Schiacciato dal massiccio calcareo della sua formazione, come si evince deliziosamente ad esempio alla voce Esproprio proletario: «mi vergogno profondamente di non aver mai rubato nulla, attribuisco questa mia lacuna curriculare all’inesperienza, alla maleducazione, all’ingenuità e all’ambiente borghese che senza volere ho frequentato (che senso di colpa!) e in qualche angolo remoto della mia mente intuisco che se mai un giorno una donna […] potrà anche solo vagamente essere interessata a me […] – questo succederà solo se io primo mi tolgo il fardello di questa mia maleducazione perbenista».

È tentato dalla cosmogonia di un sistema scardinante, dove nuovi istinti sono pronti ad essere addentati.

La gita a Salò ce lo dimostra a pieno: «Le pulsioni non sono soddisfatte in ordine alfabetico, ma in ordine di pulsione, ed è questa la novità, che mi lascia sempre con la sensazione di non aver fatto la doccia, d’essere in viaggio, d’essere in preallarme, d’essere in emergenza, un’emergenza bella, un’iniezione di calcio nelle ossa che dopo sei più forte per forza, come dopo l’antivaiolosa, e marchiato».

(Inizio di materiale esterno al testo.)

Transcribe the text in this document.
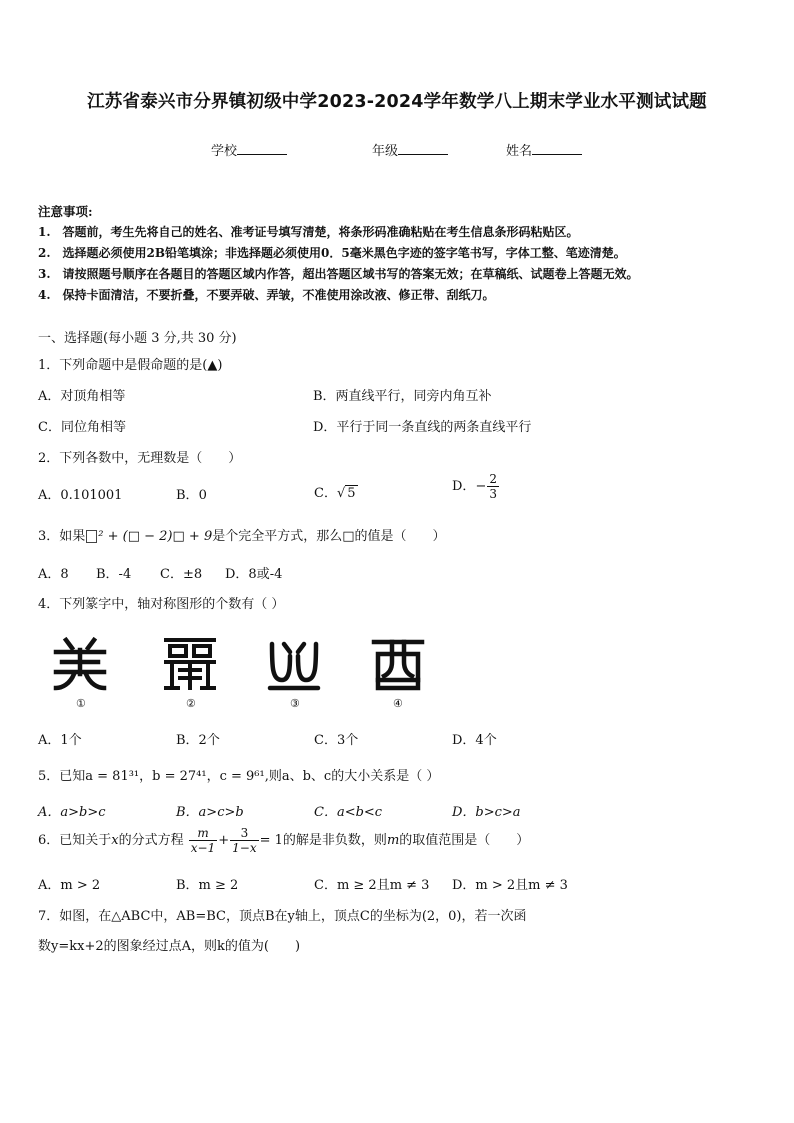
江苏省泰兴市分界镇初级中学2023-2024学年数学八上期末学业水平测试试题
学校	年级	姓名
注意事项:
1.　答题前，考生先将自己的姓名、准考证号填写清楚，将条形码准确粘贴在考生信息条形码粘贴区。
2.　选择题必须使用2B铅笔填涂；非选择题必须使用0．5毫米黑色字迹的签字笔书写，字体工整、笔迹清楚。
3.　请按照题号顺序在各题目的答题区域内作答，超出答题区域书写的答案无效；在草稿纸、试题卷上答题无效。
4.　保持卡面清洁，不要折叠，不要弄破、弄皱，不准使用涂改液、修正带、刮纸刀。
一、选择题(每小题 3 分,共 30 分)
1．下列命题中是假命题的是(▲)
A．对顶角相等	B．两直线平行，同旁内角互补
C．同位角相等	D．平行于同一条直线的两条直线平行
2．下列各数中，无理数是（　　）
A．0.101001	B．0	C．√ 5	D．− $\frac{2}{3}$
3．如果 ² + (□ − 2)□ + 9是个完全平方式，那么□的值是（　　）
A．8 B．-4 C．±8 D．8或-4
4．下列篆字中，轴对称图形的个数有（ ）
①	②	③	④
A．1个	B．2个	C．3个	D．4个
5．已知a = 81³¹，b = 27⁴¹，c = 9⁶¹,则a、b、c的大小关系是（ ）
A．a>b>c	B．a>c>b	C．a<b<c	D．b>c>a
6．已知关于x的分式方程 $\frac{m}{x-1} + \frac{3}{1-x} = 1$的解是非负数，则m的取值范围是（　　）
A．m > 2	B．m ≥ 2	C．m ≥ 2且m ≠ 3 D．m > 2且m ≠ 3
7．如图，在△ABC中，AB=BC，顶点B在y轴上，顶点C的坐标为(2，0)，若一次函
数y=kx+2的图象经过点A，则k的值为(　　)
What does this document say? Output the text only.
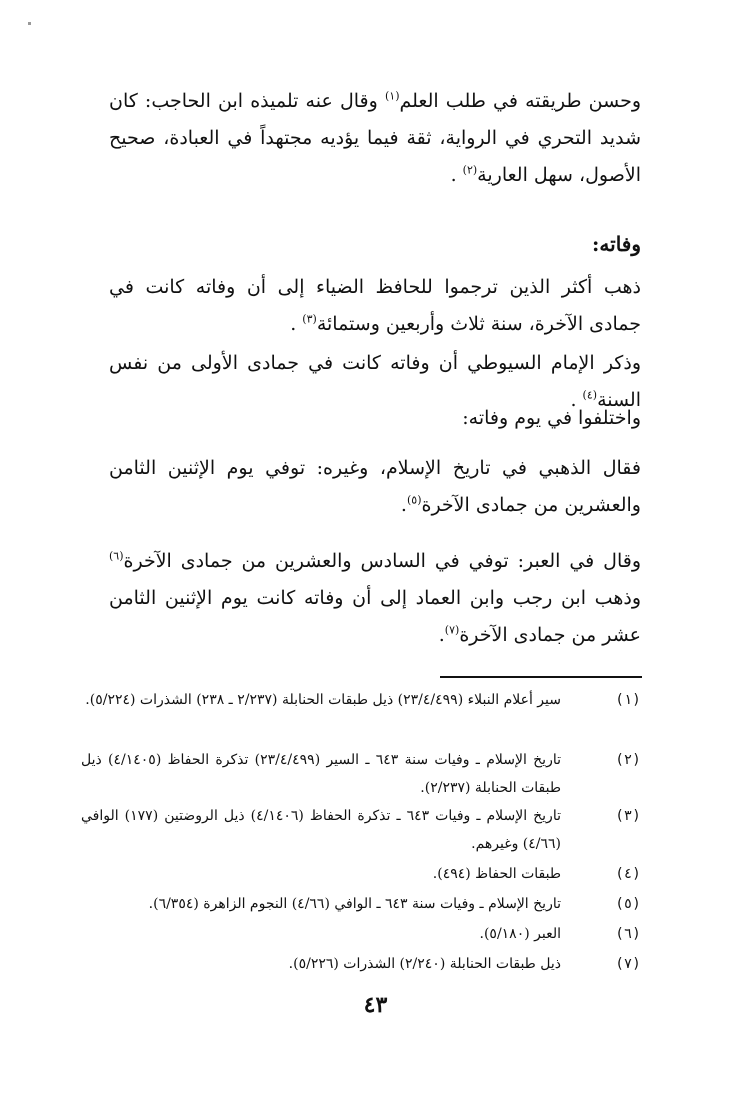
وحسن طريقته في طلب العلم$^{(١)}$ وقال عنه تلميذه ابن الحاجب: كان شديد التحري في الرواية، ثقة فيما يؤديه مجتهداً في العبادة، صحيح الأصول، سهل العارية$^{(٢)}$ .
وفاته:
ذهب أكثر الذين ترجموا للحافظ الضياء إلى أن وفاته كانت في جمادى الآخرة، سنة ثلاث وأربعين وستمائة$^{(٣)}$ .
وذكر الإمام السيوطي أن وفاته كانت في جمادى الأولى من نفس السنة$^{(٤)}$ .
واختلفوا في يوم وفاته:
فقال الذهبي في تاريخ الإسلام، وغيره: توفي يوم الإثنين الثامن والعشرين من جمادى الآخرة$^{(٥)}$.
وقال في العبر: توفي في السادس والعشرين من جمادى الآخرة$^{(٦)}$ وذهب ابن رجب وابن العماد إلى أن وفاته كانت يوم الإثنين الثامن عشر من جمادى الآخرة$^{(٧)}$.
(١)
سير أعلام النبلاء (٢٣/٤/٤٩٩) ذيل طبقات الحنابلة (٢/٢٣٧ ـ ٢٣٨) الشذرات (٥/٢٢٤).
(٢)
تاريخ الإسلام ـ وفيات سنة ٦٤٣ ـ السير (٢٣/٤/٤٩٩) تذكرة الحفاظ (٤/١٤٠٥) ذيل طبقات الحنابلة (٢/٢٣٧).
(٣)
تاريخ الإسلام ـ وفيات ٦٤٣ ـ تذكرة الحفاظ (٤/١٤٠٦) ذيل الروضتين (١٧٧) الوافي (٤/٦٦) وغيرهم.
(٤)
طبقات الحفاظ (٤٩٤).
(٥)
تاريخ الإسلام ـ وفيات سنة ٦٤٣ ـ الوافي (٤/٦٦) النجوم الزاهرة (٦/٣٥٤).
(٦)
العبر (٥/١٨٠).
(٧)
ذيل طبقات الحنابلة (٢/٢٤٠) الشذرات (٥/٢٢٦).
٤٣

Ogni vocabolo del Breviario è un capitolo efficace, autocritico e brillante, tutto da godere, capacissimo di immortalare i contrasti invincibili tra i modelli d’ispirazione e le sue applicazioni nostrane.

Da un lato la tendenza abituale di molta gioventù studentesca a dimenticare la posizione eretta («segno di scarsa autocoscienza»), preferendo pose arricciate, introflesse, innamorate del proprio ombelico e dall’altro il portamento fiero e impettito dei monumentali operai russi. Da contemplare ancora, come candele sempre accese.

Da una parte la versione originale e dall’altra l’impropria fantasiosa traduzione italica.

E forse in questo iato, in questo continuo voler emulare gli archetipi ed abbattere le regole, senza riuscire a coniugare desideri opposti, sta il senso consapevole del fallimento ideologico, del progetto collettivo fatto a pezzi in favore dello spicciolo benessere del singolo.

Così come il giovane sogna, e all’adulto resta l’agro del risveglio. Incontestabile nella sua schiettezza questa considerazione, che basterebbe da sola a dischiudere il succo: «Mentre nel Sessantotto stava per venire la rivoluzione e non avevano niente da mettersi, noi cominciamo a sentirci depressi, perché la rivoluzione non è ancora venuta e cosa metterci lo sappiamo fin troppo bene».

(Bruno Osimo, Breviario del rivoluzionario da giovane, Marcos y Marcos, 2018, pp. 240, € 18.00)

LA CRITICA - VOTO 7,5/10

Osimo ripercorre l’alfabeto dei suoi tempi agitati: conflitti, utopie, contraddizioni insanabili che hanno fatto degli anni Settanta un laboratorio di sogni, amarezze e lotte esplosive. Con la tenerezza di un ragazzo suo malgrado “perbene”, totalmente risucchiato nel vortice.